Bourbon Country Is Getting Bigger, Thanks To Alltech
Alltech, a large conglomerate headquartered in Lexington, Kentucky, is quite a unique company. As the only combination brewery/distillery in the state, Alltech produces a popular line of beers (particularly its barrel-aged products, naturally) under the company's Kentucky Ale brand as well as spirits, including a single malt, bourbon, rye whiskey and a bourbon-infused coffee liqueur. Founded in 1980 by Irish biochemist and entrepreneur Dr. Pearse Lyons, Alltech makes most of its multibillion-dollar annual revenue from animal nutrition and crop science products. With so much scientific knowledge of crops and grains, it was natural for the company to expand into brewing and distilling. After all, corn, rye and barley are the major components of what ends up in your snifter or pint glass.

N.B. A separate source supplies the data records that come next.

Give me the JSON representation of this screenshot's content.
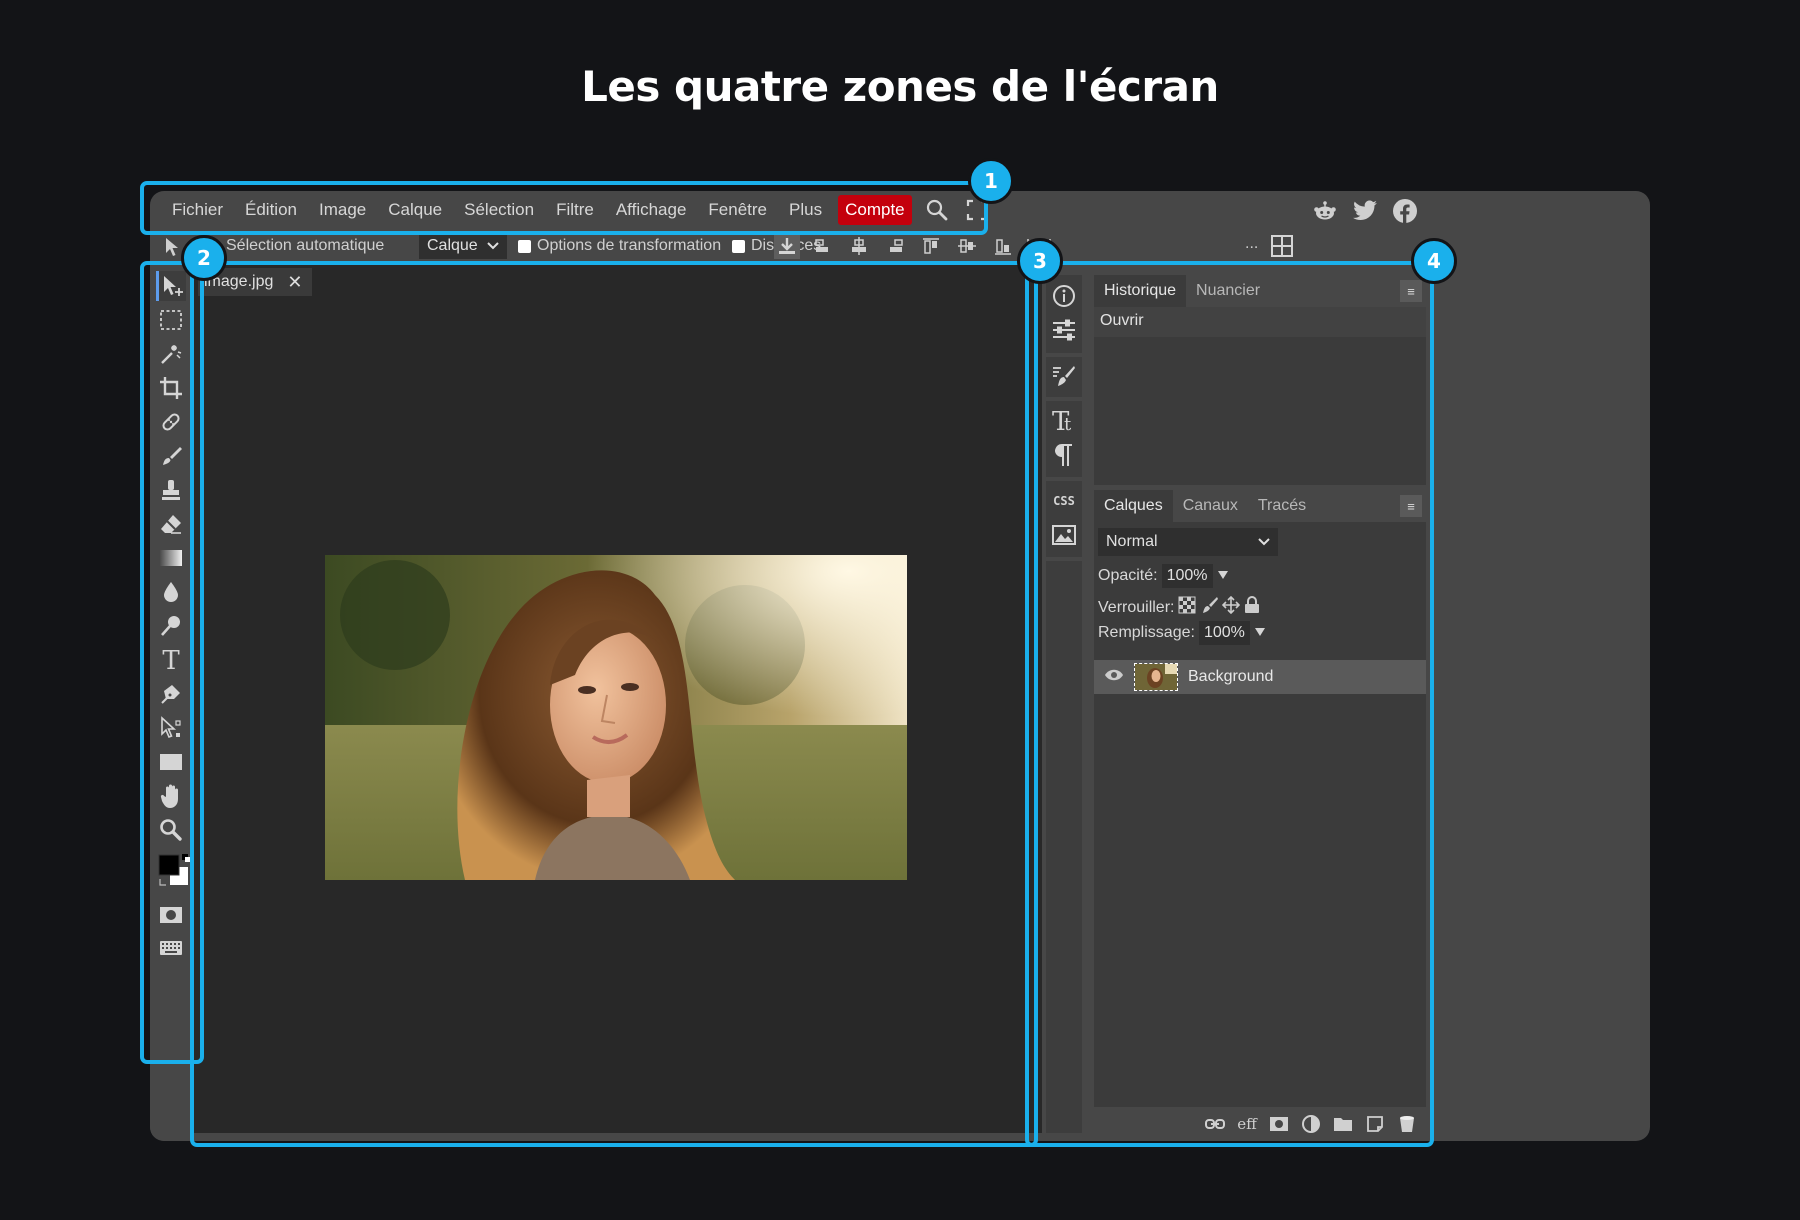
{
  "title": "Les quatre zones de l'écran",
  "menu": {
    "items": [
      "Fichier",
      "Édition",
      "Image",
      "Calque",
      "Sélection",
      "Filtre",
      "Affichage",
      "Fenêtre",
      "Plus"
    ],
    "account": "Compte",
    "icons": [
      "search-icon",
      "fullscreen-icon"
    ],
    "social_icons": [
      "reddit-icon",
      "twitter-icon",
      "facebook-icon"
    ]
  },
  "options_bar": {
    "auto_select_label": "Sélection automatique",
    "select_value": "Calque",
    "transform_label": "Options de transformation",
    "distances_label": "Distances",
    "more": "..."
  },
  "document": {
    "tab_name": "image.jpg",
    "close": "✕"
  },
  "history_panel": {
    "tabs": [
      "Historique",
      "Nuancier"
    ],
    "menu_icon": "≡",
    "rows": [
      "Ouvrir"
    ]
  },
  "layers_panel": {
    "tabs": [
      "Calques",
      "Canaux",
      "Tracés"
    ],
    "menu_icon": "≡",
    "blend_mode": "Normal",
    "opacity_label": "Opacité:",
    "opacity_value": "100%",
    "lock_label": "Verrouiller:",
    "fill_label": "Remplissage:",
    "fill_value": "100%",
    "layer_name": "Background",
    "footer_effects": "eff"
  },
  "icon_bar": {
    "css_label": "CSS"
  },
  "zones": [
    "1",
    "2",
    "3",
    "4"
  ],
  "colors": {
    "zone_outline": "#1ab0ec",
    "account_button": "#c4000c",
    "page_background": "#131417"
  }
}
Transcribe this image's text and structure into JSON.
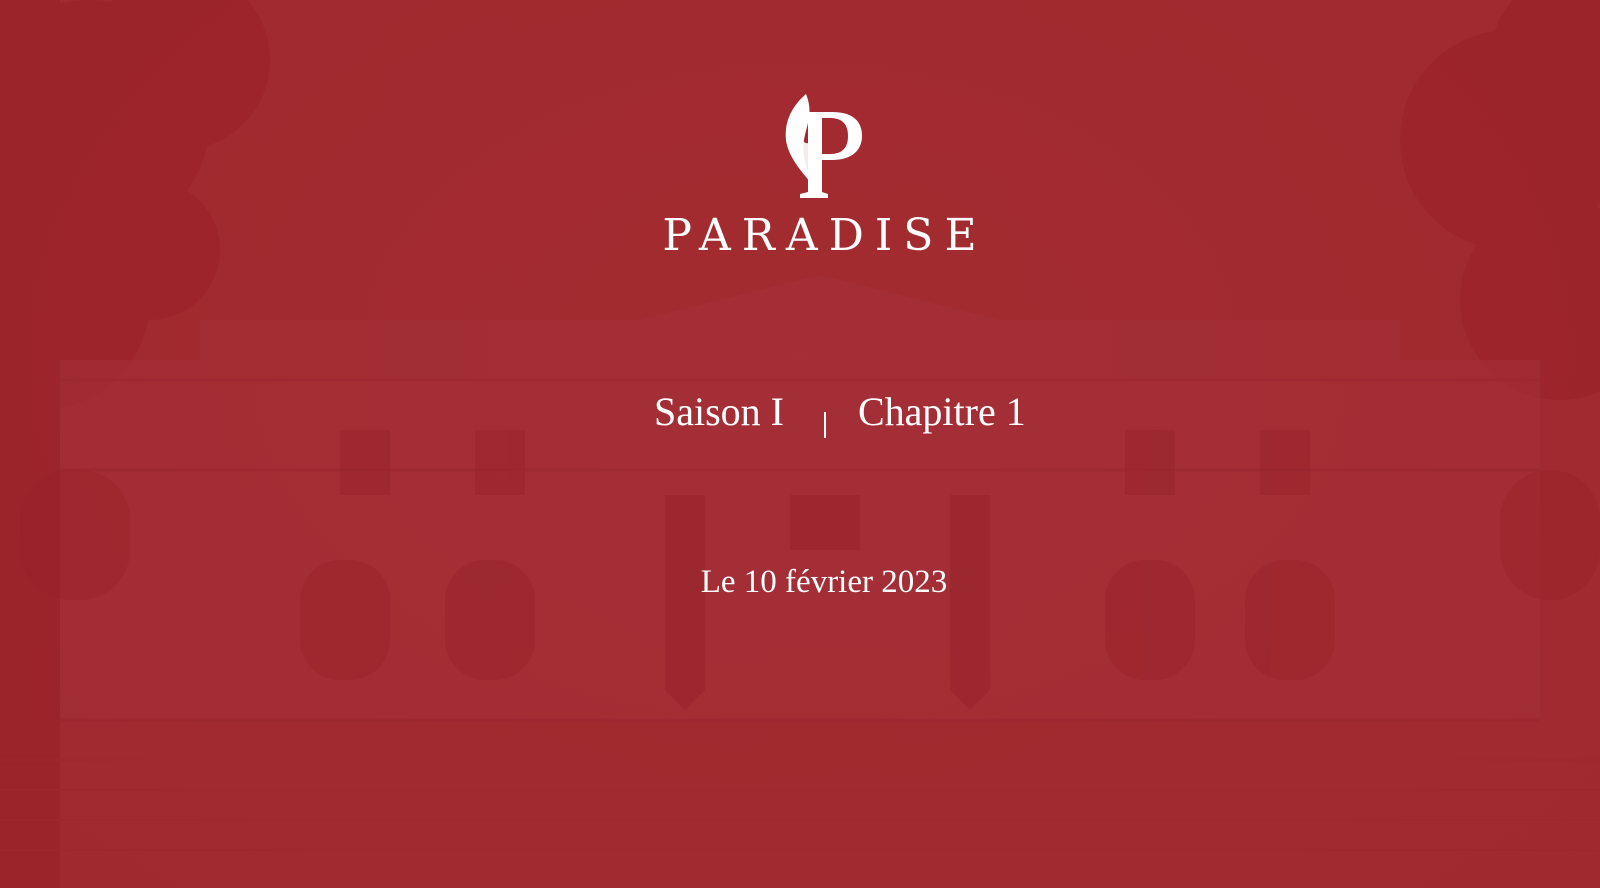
{
  "brand": {
    "name": "PARADISE",
    "logo_icon": "paradise-p-monogram-icon"
  },
  "episode": {
    "season": "Saison I",
    "separator": "|",
    "chapter": "Chapitre 1"
  },
  "date": "Le 10 février 2023",
  "colors": {
    "background": "#a22b30",
    "text": "#ffffff"
  }
}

Recently, Alltech announced an initiative that will make the company unique in Kentucky in yet another way: geographically. With its Lexington Town Branch Distillery already recognized as the easternmost stop on the popular Kentucky Bourbon Trail — most of which is concentrated around the area between Louisville, Frankfort and Bardstown — Alltech is pushing the boundaries of Bourbon Country even farther to the east with the company's plans to open the new Dueling Barrels Brewing & Distilling Co. in Pikeville, near the West Virginia border.
Double Barrels is a double entendre, referring to the oak barrels that the company will use to age its spirits and beers at the new facility and also the double barrels of a shotgun. You see, Pikeville is also known as the site of the famous late 19th-century feud between the Hatfields and the McCoys. Like Alltech's founder, Lyons, William McCoy was born in Ireland, and the company continues to pay homage to that lineage.
Both the original Town Branch facility and the new distillery, slated to open in 2017, employ Irish-style pot stills to make spirits. Lyons comes from five generations of coopers on his mother's side of the family and a history of distillers on his father's side, and he worked as an intern at Harp and Guinness as a young man. He has closed the geographic circle recently by shipping Kentucky whiskey stills made by Vendome in Louisville to an Irish distillery and purchasing two distilleries, one in Ireland and the other in Great Britain.
But it's the announcement of Double Barrels that is making the biggest splash as the first (legal) distillery in that far corner of the Bluegrass State. In a nod to the hillbilly traditions of the area, Double Barrels will produce a moonshine along with beer and bourbon. An Irish-style brewpub/restaurant is also planned to open next door to the distillery and brewery to encourage even more tourism.
Traveling the entire Kentucky Bourbon Trail has always been an ambitious task, requiring careful route planning and hopefully a friend who doesn't mind staying sober to haul your tipsy butt from site to site. Now that Alltech is expanding the footprint almost 150 miles to the east, you might think about investing in a tour bus.